C’est pour partager un peu ce fardeau et tâcher d’améliorer sa prise en charge que j’ai contacté une équipe mobile de soins palliatifs qui vient le voir de temps en temps. Mais s’ils se rendent dans l’unité, lui n’ira pas là-bas. Il occuperait un lit, pour longtemps, et personne ne veut plus ça. Aujourd’hui l’équipe me prend à part. « On ne sait plus quoi faire. Il pleure tout le temps. On n’arrive pas à le rassurer. On lui a dit que tu viendrais le voir, ça l’a un peu apaisé… » Je fais entrer Monsieur Martin, qui a traversé le couloir de sa marche « dégringolante » et trop rapide jusqu’à moi, dans la salle d’examen. Il s’allonge et me sourit. Je lui demande comment il se sent. Il s’effondre. Un long sanglot interminable d’où jaillissent un cri strident : « je ne veux pas mourir ». A cet instant, Monsieur Martin n’est qu’un enfant. Un enfant de six ans qui n’a auprès de lui ni père, ni mère. Un enfant seul et terrifié qui voit l’ombre de la mort s’étendre sur lui, et qui n’a ni les mots pour le dire, ni l’étreinte pour le réconforter. Instinctivement, je lui caresse les cheveux. Je lui dis que je suis là. « Respirez profondément.
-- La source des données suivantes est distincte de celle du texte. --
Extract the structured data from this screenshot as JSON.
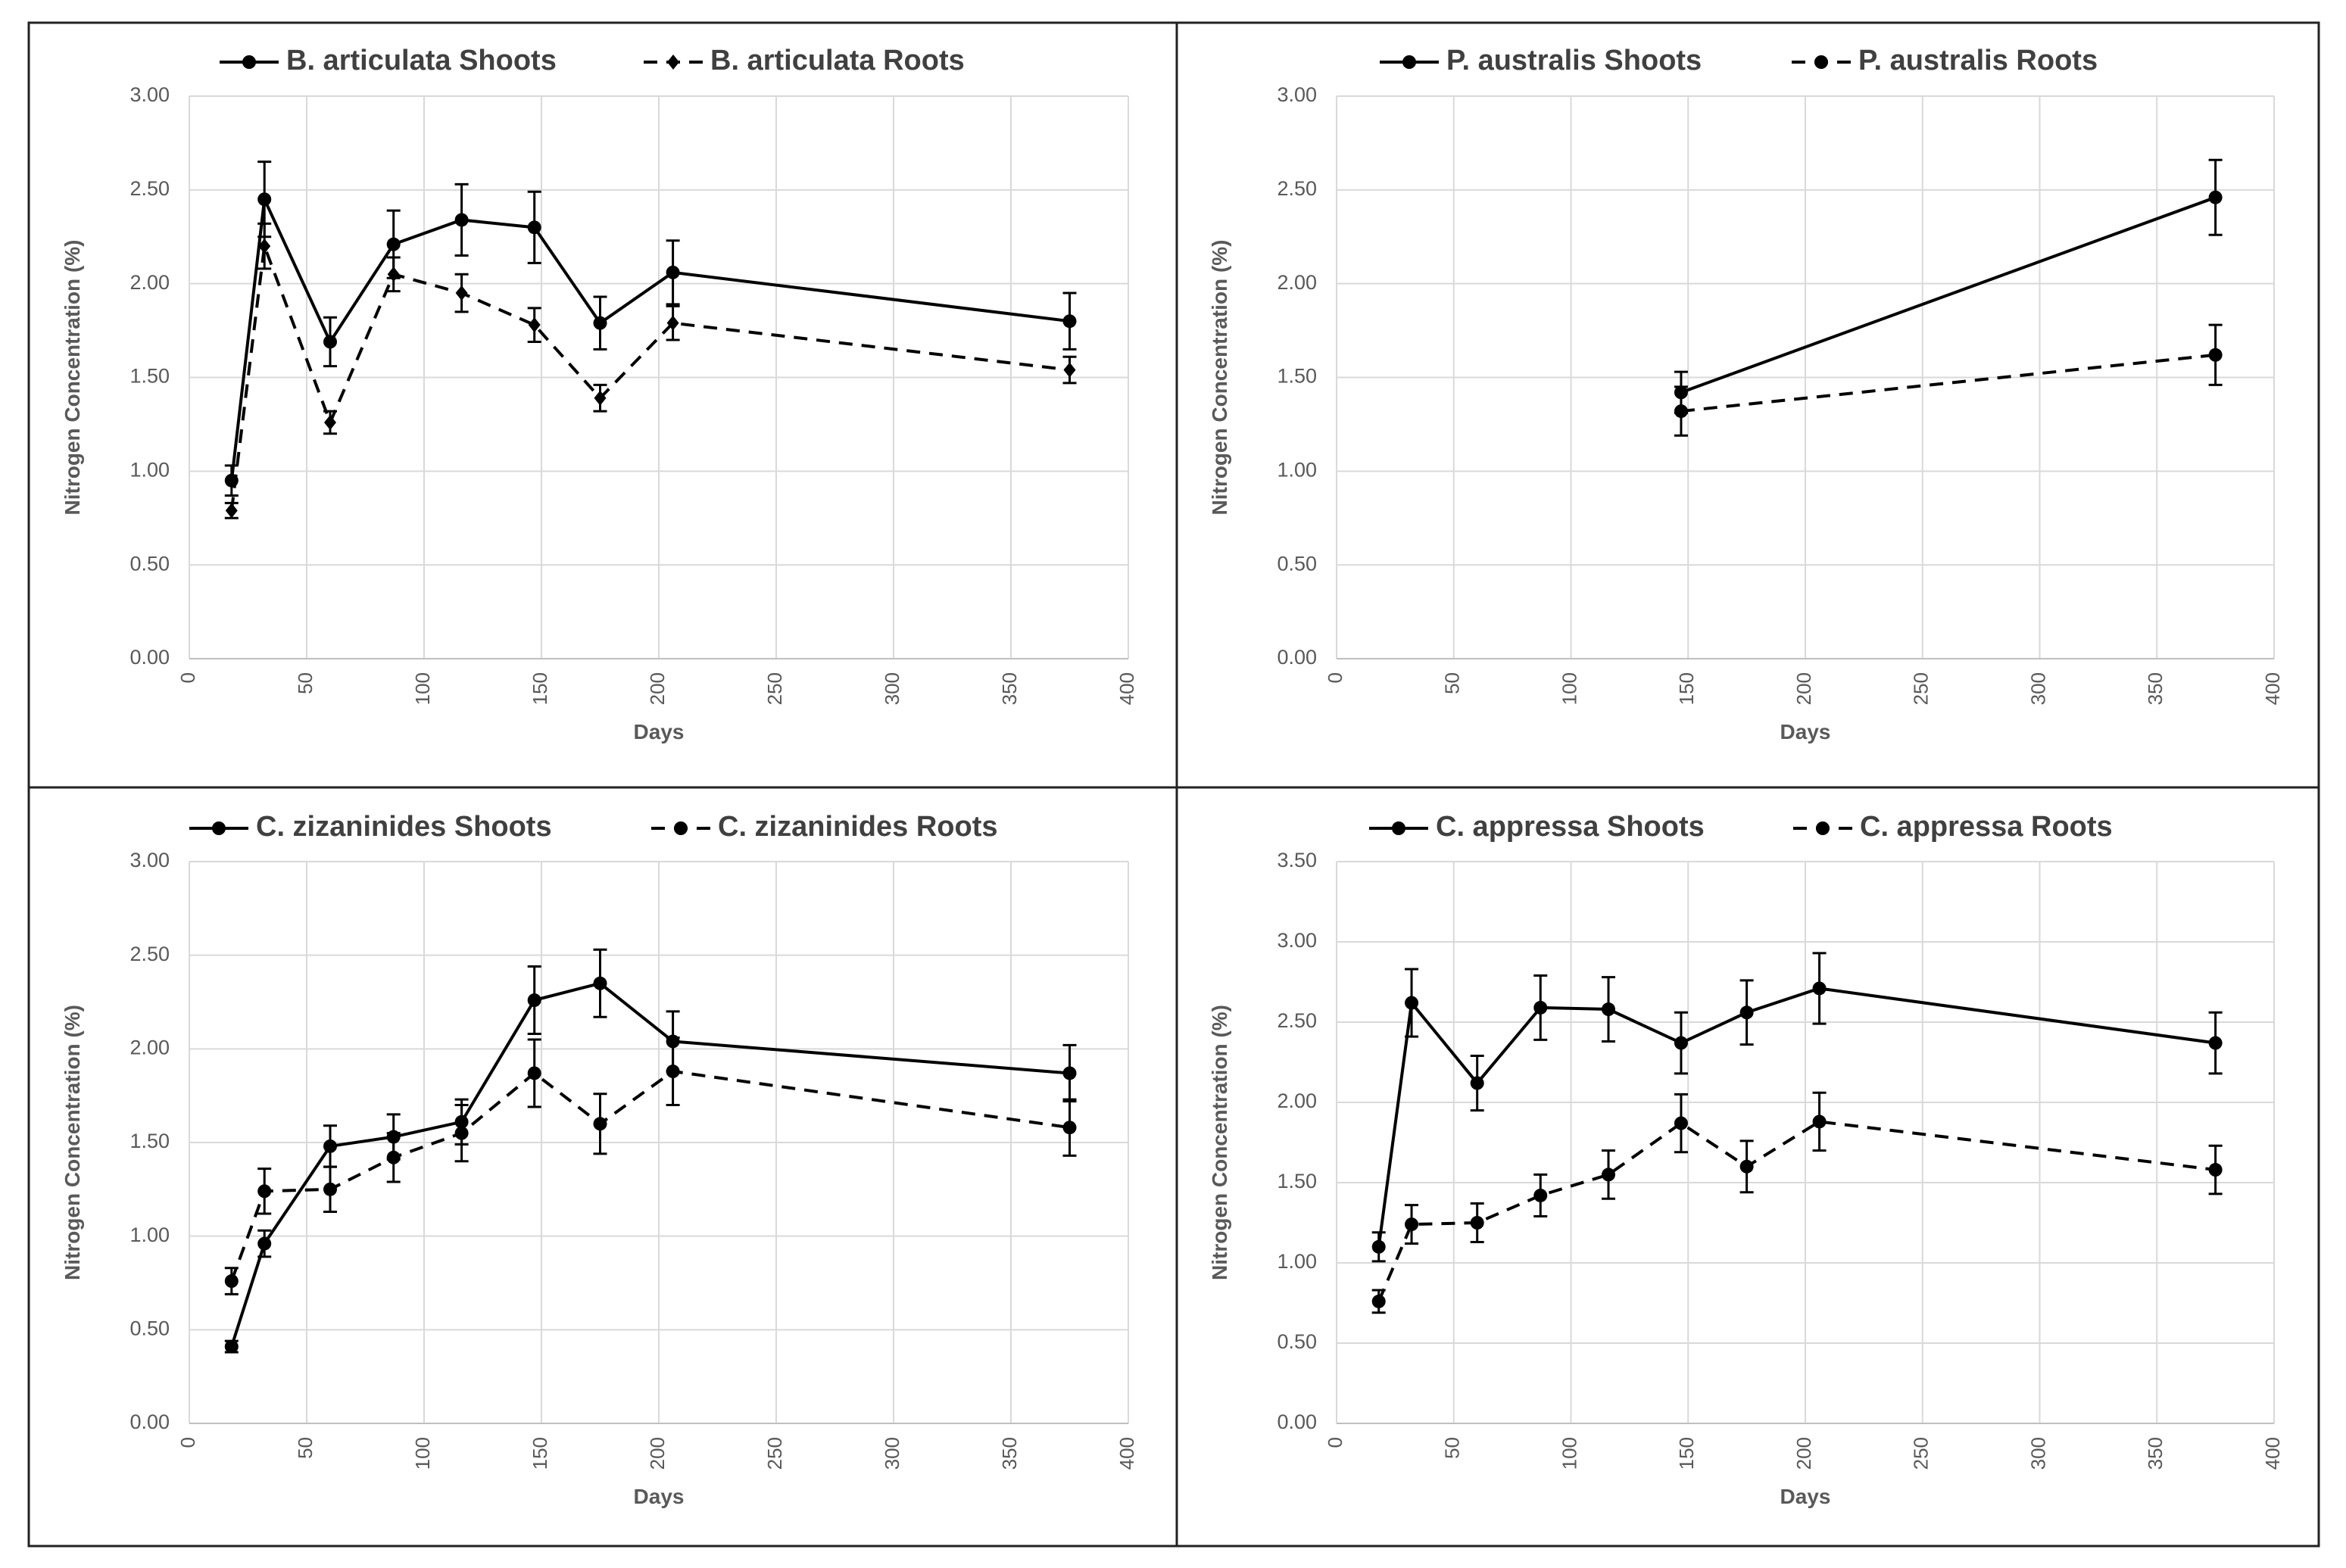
{
  "chart_data": [
    {
      "type": "line",
      "xlabel": "Days",
      "ylabel": "Nitrogen Concentration (%)",
      "xlim": [
        0,
        400
      ],
      "ylim": [
        0,
        3
      ],
      "xticks": [
        "0",
        "50",
        "100",
        "150",
        "200",
        "250",
        "300",
        "350",
        "400"
      ],
      "yticks": [
        "0.00",
        "0.50",
        "1.00",
        "1.50",
        "2.00",
        "2.50",
        "3.00"
      ],
      "grid": true,
      "legend_position": "top",
      "series": [
        {
          "name": "B. articulata Shoots",
          "style": "solid",
          "x": [
            18,
            32,
            60,
            87,
            116,
            147,
            175,
            206,
            375
          ],
          "y": [
            0.95,
            2.45,
            1.69,
            2.21,
            2.34,
            2.3,
            1.79,
            2.06,
            1.8
          ],
          "err": [
            0.08,
            0.2,
            0.13,
            0.18,
            0.19,
            0.19,
            0.14,
            0.17,
            0.15
          ]
        },
        {
          "name": "B. articulata Roots",
          "style": "dashed",
          "x": [
            18,
            32,
            60,
            87,
            116,
            147,
            175,
            206,
            375
          ],
          "y": [
            0.79,
            2.2,
            1.26,
            2.05,
            1.95,
            1.78,
            1.39,
            1.79,
            1.54
          ],
          "err": [
            0.04,
            0.12,
            0.06,
            0.09,
            0.1,
            0.09,
            0.07,
            0.09,
            0.07
          ]
        }
      ]
    },
    {
      "type": "line",
      "xlabel": "Days",
      "ylabel": "Nitrogen Concentration (%)",
      "xlim": [
        0,
        400
      ],
      "ylim": [
        0,
        3
      ],
      "xticks": [
        "0",
        "50",
        "100",
        "150",
        "200",
        "250",
        "300",
        "350",
        "400"
      ],
      "yticks": [
        "0.00",
        "0.50",
        "1.00",
        "1.50",
        "2.00",
        "2.50",
        "3.00"
      ],
      "grid": true,
      "legend_position": "top",
      "series": [
        {
          "name": "P. australis Shoots",
          "style": "solid",
          "x": [
            147,
            375
          ],
          "y": [
            1.42,
            2.46
          ],
          "err": [
            0.11,
            0.2
          ]
        },
        {
          "name": "P. australis Roots",
          "style": "dashed",
          "x": [
            147,
            375
          ],
          "y": [
            1.32,
            1.62
          ],
          "err": [
            0.13,
            0.16
          ]
        }
      ]
    },
    {
      "type": "line",
      "xlabel": "Days",
      "ylabel": "Nitrogen Concentration (%)",
      "xlim": [
        0,
        400
      ],
      "ylim": [
        0,
        3
      ],
      "xticks": [
        "0",
        "50",
        "100",
        "150",
        "200",
        "250",
        "300",
        "350",
        "400"
      ],
      "yticks": [
        "0.00",
        "0.50",
        "1.00",
        "1.50",
        "2.00",
        "2.50",
        "3.00"
      ],
      "grid": true,
      "legend_position": "top",
      "series": [
        {
          "name": "C. zizaninides Shoots",
          "style": "solid",
          "x": [
            18,
            32,
            60,
            87,
            116,
            147,
            175,
            206,
            375
          ],
          "y": [
            0.41,
            0.96,
            1.48,
            1.53,
            1.61,
            2.26,
            2.35,
            2.04,
            1.87
          ],
          "err": [
            0.03,
            0.07,
            0.11,
            0.12,
            0.12,
            0.18,
            0.18,
            0.16,
            0.15
          ]
        },
        {
          "name": "C. zizaninides Roots",
          "style": "dashed",
          "x": [
            18,
            32,
            60,
            87,
            116,
            147,
            175,
            206,
            375
          ],
          "y": [
            0.76,
            1.24,
            1.25,
            1.42,
            1.55,
            1.87,
            1.6,
            1.88,
            1.58
          ],
          "err": [
            0.07,
            0.12,
            0.12,
            0.13,
            0.15,
            0.18,
            0.16,
            0.18,
            0.15
          ]
        }
      ]
    },
    {
      "type": "line",
      "xlabel": "Days",
      "ylabel": "Nitrogen Concentration (%)",
      "xlim": [
        0,
        400
      ],
      "ylim": [
        0,
        3.5
      ],
      "xticks": [
        "0",
        "50",
        "100",
        "150",
        "200",
        "250",
        "300",
        "350",
        "400"
      ],
      "yticks": [
        "0.00",
        "0.50",
        "1.00",
        "1.50",
        "2.00",
        "2.50",
        "3.00",
        "3.50"
      ],
      "grid": true,
      "legend_position": "top",
      "series": [
        {
          "name": "C. appressa Shoots",
          "style": "solid",
          "x": [
            18,
            32,
            60,
            87,
            116,
            147,
            175,
            206,
            375
          ],
          "y": [
            1.1,
            2.62,
            2.12,
            2.59,
            2.58,
            2.37,
            2.56,
            2.71,
            2.37
          ],
          "err": [
            0.09,
            0.21,
            0.17,
            0.2,
            0.2,
            0.19,
            0.2,
            0.22,
            0.19
          ]
        },
        {
          "name": "C. appressa Roots",
          "style": "dashed",
          "x": [
            18,
            32,
            60,
            87,
            116,
            147,
            175,
            206,
            375
          ],
          "y": [
            0.76,
            1.24,
            1.25,
            1.42,
            1.55,
            1.87,
            1.6,
            1.88,
            1.58
          ],
          "err": [
            0.07,
            0.12,
            0.12,
            0.13,
            0.15,
            0.18,
            0.16,
            0.18,
            0.15
          ]
        }
      ]
    }
  ]
}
Là, comme ça. Et maintenant, de plus en plus lentement. De plus en plus profondément. De grandes inspirations.» Sa respiration s’apaise et s’allonge. Peu à peu, il s’endort.
Comme un enfant.
Je vaque à mes prescriptions, range les vestiges des pansements effectués sur les deux patients précédents. Et lorsque Monsieur Martin rouvre les yeux, je m’assois près de lui et saisit la main qu’il me tend. Il me regarde, les yeux écarquillés. Il me demande s’il peut avoir un coca. Je le raccompagne en lui tenant la main tandis qu’une aide-soignante lui promet de lui apporter sa boisson. Une fois dans le couloir, il lâche ma main et s’en va, de son habituelle démarche à bascule, un peu plus léger. Je quitte alors l’unité d’un pas lourd, chargée de cet espoir impossible qu’il place en moi.